Detection (Known Orientation and Scale)

When the object’s orientation and scale are fixed:

  1. For each edge point in the test image, compute gradient direction \(\theta\).

  2. Look up all displacement vectors \(\{\mathbf{r}\}\) stored under \(\theta\) in the R-table.

  3. Vote for the reference point location \((x, y)\) by adding each \(\mathbf{r}\) to the edge point’s position.

  4. Peaks in the 2D accumulator \(H[x, y]\) give the object location.

Handling Unknown Orientation

Add orientation \(\theta^*\) as a parameter. For each candidate \(\theta^*\):

  • Compute adjusted gradient: \(\theta' = \theta - \theta^*\)

  • Retrieve displacements for \(\theta'\) and vote.

The accumulator becomes 3D: \(H[x, y, \theta^*]\). Peaks give both location and orientation.

Handling Unknown Scale

Add scale \(s\) as a parameter. For each candidate \(s\):

  • Retrieve displacements for the edge gradient direction.

  • Vote with scaled displacement vectors \(s \cdot \mathbf{r}\).

The accumulator becomes 3D: \(H[x, y, s]\).

If both orientation and scale are unknown, the accumulator is 4D: \(H[x, y, \theta^*, s]\)\(O(k^4)\) bins, which is very expensive.

Visual Codeword Approach

A modern extension (Leibe et al., ECCV 2004) replaces edge gradients with visual codewords — learned local feature patches.

Training

  1. Run an interest point detector on training images to extract local patches.

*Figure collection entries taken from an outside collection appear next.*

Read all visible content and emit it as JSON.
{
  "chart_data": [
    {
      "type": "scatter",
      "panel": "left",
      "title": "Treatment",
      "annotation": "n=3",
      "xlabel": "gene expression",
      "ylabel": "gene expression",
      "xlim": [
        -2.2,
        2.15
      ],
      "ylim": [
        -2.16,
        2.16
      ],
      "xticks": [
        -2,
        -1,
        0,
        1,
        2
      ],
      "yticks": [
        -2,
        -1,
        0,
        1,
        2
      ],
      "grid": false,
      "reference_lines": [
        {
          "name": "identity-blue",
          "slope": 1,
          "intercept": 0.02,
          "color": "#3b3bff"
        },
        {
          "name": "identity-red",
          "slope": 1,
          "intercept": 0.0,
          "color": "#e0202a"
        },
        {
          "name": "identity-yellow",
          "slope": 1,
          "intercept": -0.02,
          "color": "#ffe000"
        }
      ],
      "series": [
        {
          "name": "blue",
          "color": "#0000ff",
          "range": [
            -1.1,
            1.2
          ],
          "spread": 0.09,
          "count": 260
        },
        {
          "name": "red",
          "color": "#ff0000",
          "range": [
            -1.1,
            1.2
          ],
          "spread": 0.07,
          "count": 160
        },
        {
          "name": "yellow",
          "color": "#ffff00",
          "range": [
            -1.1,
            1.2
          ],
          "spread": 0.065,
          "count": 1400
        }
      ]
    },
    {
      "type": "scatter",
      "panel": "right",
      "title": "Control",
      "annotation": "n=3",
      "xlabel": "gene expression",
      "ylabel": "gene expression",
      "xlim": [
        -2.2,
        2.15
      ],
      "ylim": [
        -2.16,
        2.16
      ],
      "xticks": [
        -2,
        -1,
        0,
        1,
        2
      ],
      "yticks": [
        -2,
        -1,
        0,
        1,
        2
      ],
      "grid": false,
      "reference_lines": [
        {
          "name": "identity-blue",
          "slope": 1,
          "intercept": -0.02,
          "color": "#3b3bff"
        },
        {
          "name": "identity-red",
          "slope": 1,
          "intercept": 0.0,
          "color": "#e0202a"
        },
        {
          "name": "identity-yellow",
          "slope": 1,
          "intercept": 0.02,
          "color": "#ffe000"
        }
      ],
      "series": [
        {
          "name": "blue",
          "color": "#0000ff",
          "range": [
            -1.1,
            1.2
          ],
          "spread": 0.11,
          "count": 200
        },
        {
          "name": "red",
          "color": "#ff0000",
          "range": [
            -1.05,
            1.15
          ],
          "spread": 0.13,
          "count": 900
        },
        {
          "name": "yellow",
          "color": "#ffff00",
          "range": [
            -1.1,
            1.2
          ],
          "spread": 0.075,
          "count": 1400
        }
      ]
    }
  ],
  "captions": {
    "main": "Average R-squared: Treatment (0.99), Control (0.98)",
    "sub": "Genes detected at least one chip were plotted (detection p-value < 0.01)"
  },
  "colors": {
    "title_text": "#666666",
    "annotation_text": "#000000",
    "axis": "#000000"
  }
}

  2. Cluster patches to form a codebook; cluster centers are the visual codewords.

  3. For each interest point in training images:

    • Assign it to the nearest codeword.

    • Record the displacement vector from that point to the object’s reference point, indexed by codeword.

Detection

  1. Detect interest points in the test image and match each to a codeword.

  2. For each matched codeword, retrieve all associated displacement vectors and vote for the reference point.

  3. Peaks in the accumulator indicate object locations.

This approach is more discriminative than edge-based voting and forms the basis of methods like Hough Forests, which combine displacement voting with random forest classifiers.